Saat kuliah,aku ingin hidup normal, tidak ingin menyendiri lagi,dikota yang baru dan teman-teman baru, tidak ada yang mengenal siapa aku yang lama jadi aku mulai dengan yang baru. Aku berdamai dengan semua keadaan yang pernah aku kutuk,aku mulai berteman dengan siapa saja,perempuan maupun laki-laki. Tapi tetap saja sikapku masih seperti cowok karena ada seorang teman difakultasku yang juga tomboy, jadi kalau turun dari lantai dua gedung laboratorium,kami tidak menggunakan anak tangga tetapi meluncur dengan duduk dipegangan tangganya,sangat menyenangkan. Berubah dan terus berubah,aku menjadi modis seperti perempuan pada umumnya dan semakin hari aku mulai menyukai diriku yang sekarang. Saat ini aku tidak bisa keluar tanpa high heels,tanpa baju yang modis,make up yang pas dengan pakian dan berjalan dengan tegak. Aku menyukai perempuan dan aku memutuskan untuk tahu lebih dalam tentang perempuan. Aku kenal banyak pempuan luar biasa dalam keseharianku sejak aku kecil hingga saat ini. Terutama ketika berkuliah dimana aku baru membuka mataku bahwa menjadi perempuan itu luar biasa. Saat aku diJakarta, aku masih membawa sifat liarku,ditambah dengan gaya hidup kota Jakarta yang luar biasa liar,aku bisa menikmati banyak hal disini mulai dari kelaparan karena kehabisan uang sampai aku pernah berpikir untuk mencuri,pernah juga makan disalah satu restoran asing dalam Grand Indonesia dimana pelayannya menggunakan taksudo dengan desain ruang yang luar biasa mewah,makan makanan eropa yang membuatku mau muntah dan wine white label yang membuat aku serasa disorga.
Aku melakukan banyak hal yang gila. Saat pergi dari Kota tempat aku berkuliah,kota Salatiga yang manis, aku baru putus dengan pacar yang aku cintai. Jadi hari-hari awal aku diJakarta penuh dengan rasa rindu, aku menghubungi teman-temanku yang sudah aku anggap seperti saudaraku sendiri untuk mencurahkan kesepianku tetapi itu belum cukup. Aku baru tenang ketika aku tidur berpelukan dengan mereka (sister-sisterku) kerena begitulah kami biasanya menyelesaikan masalah. Kami bercerita bersama,berbelanja bersama,memasak bersama,saling mendandani,tertawa bersama,berteriak bersama, menangis bersama, tidur bersama bahkan mandipun pernah bersama ketika mendesak.

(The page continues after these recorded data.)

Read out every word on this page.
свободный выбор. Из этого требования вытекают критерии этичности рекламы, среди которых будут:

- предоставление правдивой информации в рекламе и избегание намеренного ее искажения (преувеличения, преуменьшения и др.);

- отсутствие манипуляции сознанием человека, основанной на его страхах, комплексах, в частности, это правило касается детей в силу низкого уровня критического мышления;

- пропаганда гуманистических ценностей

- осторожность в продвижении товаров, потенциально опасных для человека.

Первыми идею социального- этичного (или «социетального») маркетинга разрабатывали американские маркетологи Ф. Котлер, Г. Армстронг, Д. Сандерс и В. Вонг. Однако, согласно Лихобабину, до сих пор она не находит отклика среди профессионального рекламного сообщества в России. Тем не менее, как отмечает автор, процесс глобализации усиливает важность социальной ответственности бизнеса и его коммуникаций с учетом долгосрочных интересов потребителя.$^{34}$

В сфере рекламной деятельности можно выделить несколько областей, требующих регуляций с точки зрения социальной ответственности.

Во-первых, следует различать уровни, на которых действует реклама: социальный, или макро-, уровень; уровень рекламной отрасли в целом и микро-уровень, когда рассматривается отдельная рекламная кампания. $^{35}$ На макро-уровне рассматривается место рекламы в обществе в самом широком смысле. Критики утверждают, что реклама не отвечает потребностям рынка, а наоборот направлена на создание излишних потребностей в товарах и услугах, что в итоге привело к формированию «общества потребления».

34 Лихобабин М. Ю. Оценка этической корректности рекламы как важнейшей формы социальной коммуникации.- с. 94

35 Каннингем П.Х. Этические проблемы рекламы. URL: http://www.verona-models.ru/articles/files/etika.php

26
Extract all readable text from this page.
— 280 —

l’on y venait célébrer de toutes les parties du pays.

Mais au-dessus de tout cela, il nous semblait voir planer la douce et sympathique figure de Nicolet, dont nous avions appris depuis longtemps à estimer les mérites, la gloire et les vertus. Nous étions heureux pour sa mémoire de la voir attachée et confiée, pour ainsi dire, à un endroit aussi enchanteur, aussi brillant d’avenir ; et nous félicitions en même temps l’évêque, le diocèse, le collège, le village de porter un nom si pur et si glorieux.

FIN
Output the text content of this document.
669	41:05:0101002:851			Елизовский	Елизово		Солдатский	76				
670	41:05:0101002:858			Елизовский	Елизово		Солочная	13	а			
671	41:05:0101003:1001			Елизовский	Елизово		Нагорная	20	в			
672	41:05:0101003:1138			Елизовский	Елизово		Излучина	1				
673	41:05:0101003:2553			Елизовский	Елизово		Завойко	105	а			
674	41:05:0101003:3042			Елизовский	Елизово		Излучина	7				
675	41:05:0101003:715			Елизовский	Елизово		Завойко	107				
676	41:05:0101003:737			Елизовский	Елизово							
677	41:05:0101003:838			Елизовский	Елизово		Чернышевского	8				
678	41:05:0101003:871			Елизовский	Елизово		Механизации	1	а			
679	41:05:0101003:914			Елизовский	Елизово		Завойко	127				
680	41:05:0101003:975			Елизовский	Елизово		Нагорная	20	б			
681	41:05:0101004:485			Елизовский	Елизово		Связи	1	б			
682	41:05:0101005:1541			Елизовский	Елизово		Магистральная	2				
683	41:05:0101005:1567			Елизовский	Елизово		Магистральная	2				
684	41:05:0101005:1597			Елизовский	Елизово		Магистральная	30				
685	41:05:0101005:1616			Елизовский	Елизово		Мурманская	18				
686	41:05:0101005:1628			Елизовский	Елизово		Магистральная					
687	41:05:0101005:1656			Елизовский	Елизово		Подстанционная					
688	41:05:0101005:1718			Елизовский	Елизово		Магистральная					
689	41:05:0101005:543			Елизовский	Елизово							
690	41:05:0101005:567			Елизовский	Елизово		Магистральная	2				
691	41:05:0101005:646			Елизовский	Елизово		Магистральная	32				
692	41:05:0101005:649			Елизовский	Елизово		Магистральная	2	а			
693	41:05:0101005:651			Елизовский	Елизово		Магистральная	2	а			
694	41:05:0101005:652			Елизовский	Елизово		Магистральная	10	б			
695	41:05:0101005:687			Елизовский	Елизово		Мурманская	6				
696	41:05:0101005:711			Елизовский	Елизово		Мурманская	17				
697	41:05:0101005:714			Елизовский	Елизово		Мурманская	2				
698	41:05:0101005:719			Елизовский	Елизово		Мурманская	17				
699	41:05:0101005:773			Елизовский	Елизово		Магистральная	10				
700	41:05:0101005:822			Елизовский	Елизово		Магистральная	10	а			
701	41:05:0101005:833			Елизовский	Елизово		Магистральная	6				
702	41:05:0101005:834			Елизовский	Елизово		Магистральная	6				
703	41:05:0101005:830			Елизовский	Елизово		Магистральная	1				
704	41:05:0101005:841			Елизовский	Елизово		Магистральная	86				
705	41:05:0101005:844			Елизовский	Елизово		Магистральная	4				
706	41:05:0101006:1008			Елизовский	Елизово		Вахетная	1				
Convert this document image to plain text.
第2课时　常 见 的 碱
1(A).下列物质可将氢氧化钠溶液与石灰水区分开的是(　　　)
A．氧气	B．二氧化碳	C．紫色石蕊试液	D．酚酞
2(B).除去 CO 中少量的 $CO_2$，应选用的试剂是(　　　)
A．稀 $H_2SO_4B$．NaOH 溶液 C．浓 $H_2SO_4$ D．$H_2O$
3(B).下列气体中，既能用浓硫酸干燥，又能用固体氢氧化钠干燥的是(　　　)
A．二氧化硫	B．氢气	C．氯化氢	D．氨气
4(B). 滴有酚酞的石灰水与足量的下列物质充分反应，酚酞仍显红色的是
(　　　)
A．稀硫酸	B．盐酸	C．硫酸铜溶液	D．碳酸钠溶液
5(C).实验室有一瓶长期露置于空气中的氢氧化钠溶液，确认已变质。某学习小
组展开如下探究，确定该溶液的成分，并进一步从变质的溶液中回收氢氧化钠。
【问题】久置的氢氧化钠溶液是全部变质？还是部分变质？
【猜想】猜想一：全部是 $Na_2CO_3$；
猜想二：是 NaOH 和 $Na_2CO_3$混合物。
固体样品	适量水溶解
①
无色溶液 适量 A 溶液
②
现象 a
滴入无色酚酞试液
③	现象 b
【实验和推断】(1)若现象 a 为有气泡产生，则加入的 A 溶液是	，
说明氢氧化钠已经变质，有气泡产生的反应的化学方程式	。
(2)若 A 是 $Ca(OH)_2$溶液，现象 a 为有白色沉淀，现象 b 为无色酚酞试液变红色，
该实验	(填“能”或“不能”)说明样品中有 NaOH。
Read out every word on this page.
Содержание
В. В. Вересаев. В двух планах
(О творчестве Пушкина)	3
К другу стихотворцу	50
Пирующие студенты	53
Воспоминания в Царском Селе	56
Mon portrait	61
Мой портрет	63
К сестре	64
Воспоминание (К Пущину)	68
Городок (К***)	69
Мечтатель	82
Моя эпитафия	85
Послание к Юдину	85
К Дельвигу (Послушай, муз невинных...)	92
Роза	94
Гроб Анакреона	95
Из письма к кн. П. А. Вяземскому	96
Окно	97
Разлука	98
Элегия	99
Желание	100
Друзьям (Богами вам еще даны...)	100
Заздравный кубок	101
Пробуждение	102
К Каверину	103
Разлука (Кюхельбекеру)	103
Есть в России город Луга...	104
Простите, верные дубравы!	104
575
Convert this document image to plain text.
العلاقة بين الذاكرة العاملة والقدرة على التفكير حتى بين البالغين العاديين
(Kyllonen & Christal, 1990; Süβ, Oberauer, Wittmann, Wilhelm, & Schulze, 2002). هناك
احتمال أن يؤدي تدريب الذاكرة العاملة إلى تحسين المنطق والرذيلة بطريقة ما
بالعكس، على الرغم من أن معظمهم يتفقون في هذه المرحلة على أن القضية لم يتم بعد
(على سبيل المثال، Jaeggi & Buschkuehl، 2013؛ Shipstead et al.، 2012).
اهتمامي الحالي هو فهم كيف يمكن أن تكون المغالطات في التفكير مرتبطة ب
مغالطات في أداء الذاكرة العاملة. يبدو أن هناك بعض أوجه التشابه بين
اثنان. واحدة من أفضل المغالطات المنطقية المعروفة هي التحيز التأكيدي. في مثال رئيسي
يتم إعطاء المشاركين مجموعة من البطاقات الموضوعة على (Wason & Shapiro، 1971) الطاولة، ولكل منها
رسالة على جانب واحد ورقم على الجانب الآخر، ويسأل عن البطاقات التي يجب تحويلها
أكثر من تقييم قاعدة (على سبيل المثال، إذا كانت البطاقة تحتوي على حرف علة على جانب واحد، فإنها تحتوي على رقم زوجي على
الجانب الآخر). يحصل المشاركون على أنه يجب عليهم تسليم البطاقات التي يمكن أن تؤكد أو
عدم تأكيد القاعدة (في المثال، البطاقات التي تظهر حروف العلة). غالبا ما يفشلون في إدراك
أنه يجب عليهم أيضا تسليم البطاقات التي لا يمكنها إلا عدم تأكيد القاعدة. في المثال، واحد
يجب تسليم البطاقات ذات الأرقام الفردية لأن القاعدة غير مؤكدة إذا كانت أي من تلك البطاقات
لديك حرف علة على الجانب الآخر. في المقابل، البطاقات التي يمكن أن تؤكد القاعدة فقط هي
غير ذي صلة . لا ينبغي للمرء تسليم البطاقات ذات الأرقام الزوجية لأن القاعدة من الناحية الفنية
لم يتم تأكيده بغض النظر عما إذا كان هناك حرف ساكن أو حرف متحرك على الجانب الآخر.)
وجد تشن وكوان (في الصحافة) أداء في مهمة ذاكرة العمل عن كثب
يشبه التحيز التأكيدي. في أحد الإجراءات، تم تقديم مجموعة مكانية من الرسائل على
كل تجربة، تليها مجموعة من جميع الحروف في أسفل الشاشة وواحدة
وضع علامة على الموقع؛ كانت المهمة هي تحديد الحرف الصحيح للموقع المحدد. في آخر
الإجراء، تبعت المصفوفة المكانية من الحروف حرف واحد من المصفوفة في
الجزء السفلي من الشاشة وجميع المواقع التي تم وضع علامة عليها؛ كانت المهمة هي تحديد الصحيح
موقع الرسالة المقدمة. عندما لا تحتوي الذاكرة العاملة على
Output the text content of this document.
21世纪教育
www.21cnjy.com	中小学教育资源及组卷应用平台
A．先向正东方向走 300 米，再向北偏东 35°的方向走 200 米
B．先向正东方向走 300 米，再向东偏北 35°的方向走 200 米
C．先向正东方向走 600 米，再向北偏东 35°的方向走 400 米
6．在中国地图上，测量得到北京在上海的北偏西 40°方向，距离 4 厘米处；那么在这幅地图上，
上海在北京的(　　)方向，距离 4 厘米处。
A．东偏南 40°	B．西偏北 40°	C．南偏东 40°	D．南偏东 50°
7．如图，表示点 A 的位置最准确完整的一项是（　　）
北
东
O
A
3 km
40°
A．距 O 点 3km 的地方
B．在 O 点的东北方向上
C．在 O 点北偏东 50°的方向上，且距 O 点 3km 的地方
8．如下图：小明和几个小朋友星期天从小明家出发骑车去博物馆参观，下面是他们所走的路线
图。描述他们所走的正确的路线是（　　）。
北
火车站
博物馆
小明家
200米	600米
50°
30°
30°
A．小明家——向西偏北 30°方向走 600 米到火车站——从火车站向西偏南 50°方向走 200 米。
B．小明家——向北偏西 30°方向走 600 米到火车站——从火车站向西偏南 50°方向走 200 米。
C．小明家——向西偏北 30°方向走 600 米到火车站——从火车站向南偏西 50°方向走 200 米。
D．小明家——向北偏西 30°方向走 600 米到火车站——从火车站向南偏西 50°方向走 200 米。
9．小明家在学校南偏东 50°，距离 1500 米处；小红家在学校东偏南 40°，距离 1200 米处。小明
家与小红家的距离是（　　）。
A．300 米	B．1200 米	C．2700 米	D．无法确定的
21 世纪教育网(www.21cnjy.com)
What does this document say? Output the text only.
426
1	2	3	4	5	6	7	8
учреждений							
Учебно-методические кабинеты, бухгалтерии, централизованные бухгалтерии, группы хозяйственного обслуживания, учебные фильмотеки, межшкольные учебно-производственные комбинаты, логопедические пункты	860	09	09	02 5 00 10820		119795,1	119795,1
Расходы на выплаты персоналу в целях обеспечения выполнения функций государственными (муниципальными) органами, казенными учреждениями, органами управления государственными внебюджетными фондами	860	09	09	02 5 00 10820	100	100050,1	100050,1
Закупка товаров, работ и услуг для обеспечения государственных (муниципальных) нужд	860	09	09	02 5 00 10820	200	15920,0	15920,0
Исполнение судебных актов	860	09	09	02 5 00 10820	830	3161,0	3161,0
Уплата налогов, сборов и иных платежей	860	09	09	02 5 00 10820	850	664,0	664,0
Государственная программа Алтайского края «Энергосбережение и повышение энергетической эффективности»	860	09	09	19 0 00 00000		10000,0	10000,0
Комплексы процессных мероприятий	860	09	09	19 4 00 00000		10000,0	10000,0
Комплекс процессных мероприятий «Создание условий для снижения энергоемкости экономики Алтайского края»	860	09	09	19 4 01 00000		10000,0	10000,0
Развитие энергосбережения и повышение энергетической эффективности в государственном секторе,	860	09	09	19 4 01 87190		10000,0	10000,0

Karena aku kehilangan sister-sisterku, aku mencari penyelesaian lain dengan mencari pengganti pacarku. 10bulan sudah aku diJakarta, sudah 14orang laki-laki yang aku pacari sebagai pelarian. Mulai dari anak SMA sampai yang sudah mapan, mulai dari seorang waitres sampai seorang manager,mulai dari orang lokal sampai warga negara asing. Kini aku bosan,aku capek,aku tidak mau lagi,aku sadar ini gila sebelum aku kena batunya. Aku sadar ketika PUTRI, sahabatku baruku melahirkan bayinya tanpa seorangpun yang menemani selain aku.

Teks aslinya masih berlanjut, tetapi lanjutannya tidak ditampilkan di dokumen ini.